Entropy and PRNGs

John Kelsey kelsey.j at ix.netcom.com
Mon Jan 10 13:07:32 EST 2005


>From: John Denker <jsd at av8n.com>
>Sent: Jan 10, 2005 12:21 AM
>To: David Wagner <daw-usenet at taverner.CS.Berkeley.EDU>
>Cc: cryptography at metzdowd.com
>Subject: Re: Entropy and PRNGs

>> Conditioned on everything known to the attacker, of course.

>Well, of course indeed!  That notion of entropy -- the entropy
>in the adversary's frame of reference -- is precisely the
>notion that is appropriate to any adversarial situation, as I
>have consistently and clearly stated in my writings;  see
>e.g. the end of the "definitions" section, i.e.
>   http://www.av8n.com/turbid/paper/turbid.htm#sec-defs

... 
>> Actually, I think Ben got it right.  Entropy depends on context.
>> The attacker might have extra context that allows him to narrow down
>> the possible values of the randomness samples.
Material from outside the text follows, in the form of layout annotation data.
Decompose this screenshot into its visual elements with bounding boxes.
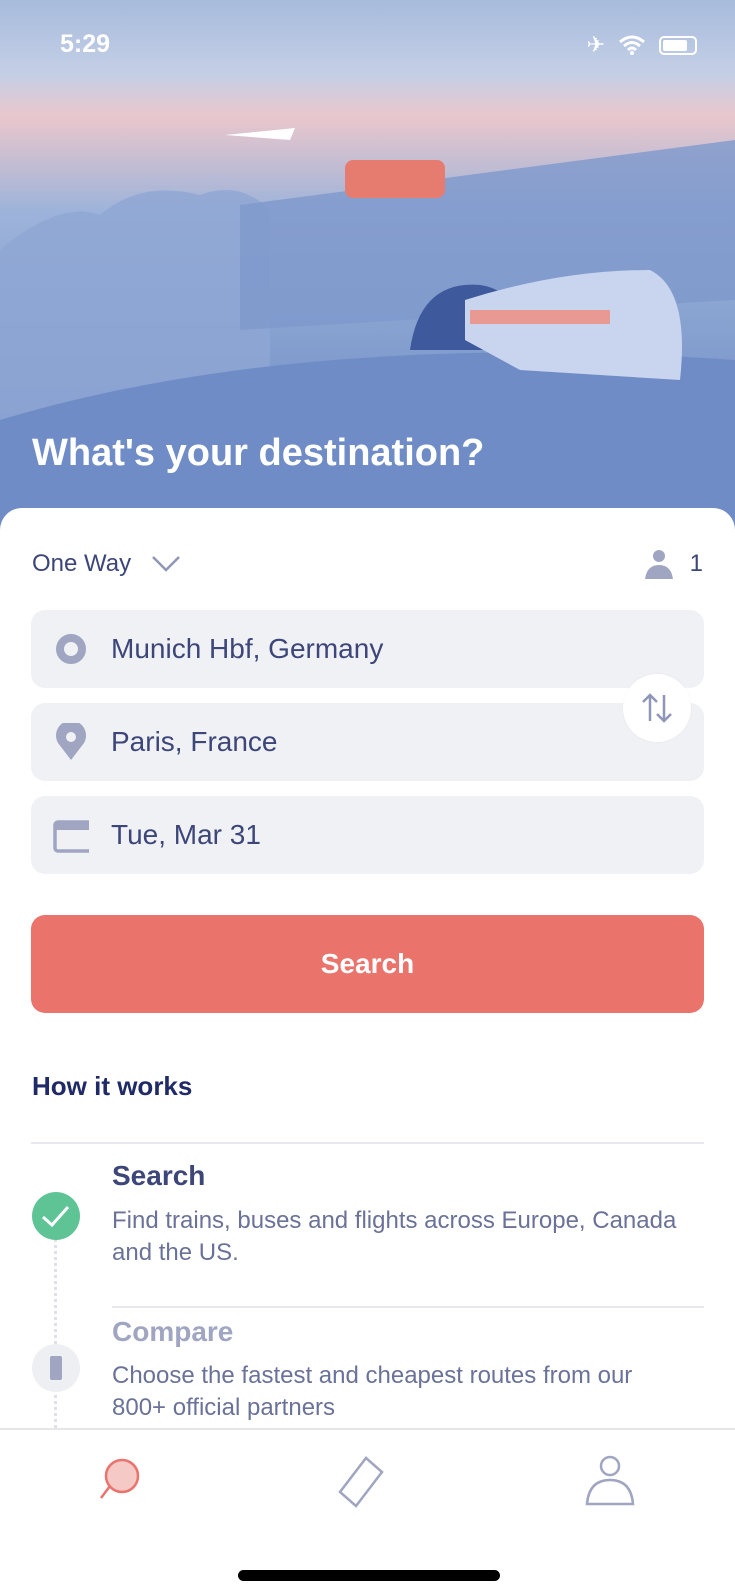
battery-icon <box>659 35 697 55</box>
ticket-step-icon <box>32 1344 80 1392</box>
search-card: One Way 1 Munich Hbf, Germany Paris, Fra… <box>0 508 735 1428</box>
origin-circle-icon <box>53 631 89 667</box>
timeline-line <box>54 1228 57 1428</box>
destination-field[interactable]: Paris, France <box>31 703 704 781</box>
search-button[interactable]: Search <box>31 915 704 1013</box>
swap-arrows-icon <box>642 693 672 723</box>
tickets-tab-icon[interactable] <box>336 1452 396 1512</box>
check-circle-icon <box>32 1192 80 1240</box>
home-indicator[interactable] <box>238 1570 500 1581</box>
status-time: 5:29 <box>60 30 111 58</box>
origin-field[interactable]: Munich Hbf, Germany <box>31 610 704 688</box>
person-icon <box>644 550 673 579</box>
how-it-works-heading: How it works <box>32 1071 193 1101</box>
hero-title: What's your destination? <box>32 432 485 474</box>
tab-bar <box>0 1428 735 1592</box>
date-value: Tue, Mar 31 <box>111 819 261 850</box>
map-pin-icon <box>53 723 89 760</box>
divider <box>31 1142 704 1144</box>
calendar-icon <box>53 817 89 853</box>
origin-value: Munich Hbf, Germany <box>111 633 384 664</box>
step-description: Choose the fastest and cheapest routes f… <box>112 1362 633 1421</box>
wifi-icon <box>619 35 645 55</box>
divider <box>112 1306 704 1308</box>
step-description: Find trains, buses and flights across Eu… <box>112 1207 677 1266</box>
destination-value: Paris, France <box>111 726 278 757</box>
search-tab-icon[interactable] <box>98 1452 158 1512</box>
step-title: Search <box>112 1160 206 1191</box>
passenger-selector[interactable]: 1 <box>644 548 703 580</box>
trip-type-label: One Way <box>32 550 132 577</box>
passenger-count: 1 <box>689 550 703 577</box>
airplane-mode-icon: ✈ <box>586 32 605 57</box>
hero-illustration: 5:29 ✈ What's your destination? <box>0 0 735 530</box>
step-title: Compare <box>112 1316 234 1347</box>
trip-type-dropdown[interactable]: One Way <box>32 550 181 578</box>
date-field[interactable]: Tue, Mar 31 <box>31 796 704 874</box>
swap-stations-button[interactable] <box>623 674 691 742</box>
chevron-down-icon <box>152 556 181 572</box>
profile-tab-icon[interactable] <box>580 1452 640 1512</box>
>Heed your own "of course" statement.  It is hard to imagine a
>situation where my adversary has more "context" about my
>generator than I have myself.

Well, the broader problem isn't the context, it's the model.  If your attacker (who lives sometime in the future, and may have a large budget besides) comes up with a better model to describe the process you're using as a source of noise, you could be out of luck.   The thing that matters is H(X| all information available to the attacker), which is based on P(X | all information available to the attacker), which includes a model that may be better than yours.

But I think it's of practical value to consider the different attackers whose information might not include some information you use for seeding a PRNG.  Some sources of entropy, such as packet arrival times, are not worth much for attackers on your local network who are attacking you in real time, but are quite valuable against attackers who attack you later.  Other sources of entropy, such as the hash of the contents of your Windows registry, or a full directory tree from your hard drive, are worthwhile against real-time attackers without access to your machine, but worthless against  attackers with your machine in their hands.  Using cheaply-available sources of each kind in seeding a PRNG decreases the set of attackers that will be able to attack you,  while not preventing you from also using some source of entropy you believe to be good against all attackers.  

...
>If you want people to believe that unconditional entropy is a
>worthwhile concept, you'll have to come up with a nontrivial
>application for it.

Differentiate between measures of entropy.  Collision entropy (Renyi entropy of order two) is very useful in determining how many samples you can take before expecting a collision, and it's not conditioned on an attacker's information.  And collision probabilities do matter, in both obvious and subtle ways, for PRNG security.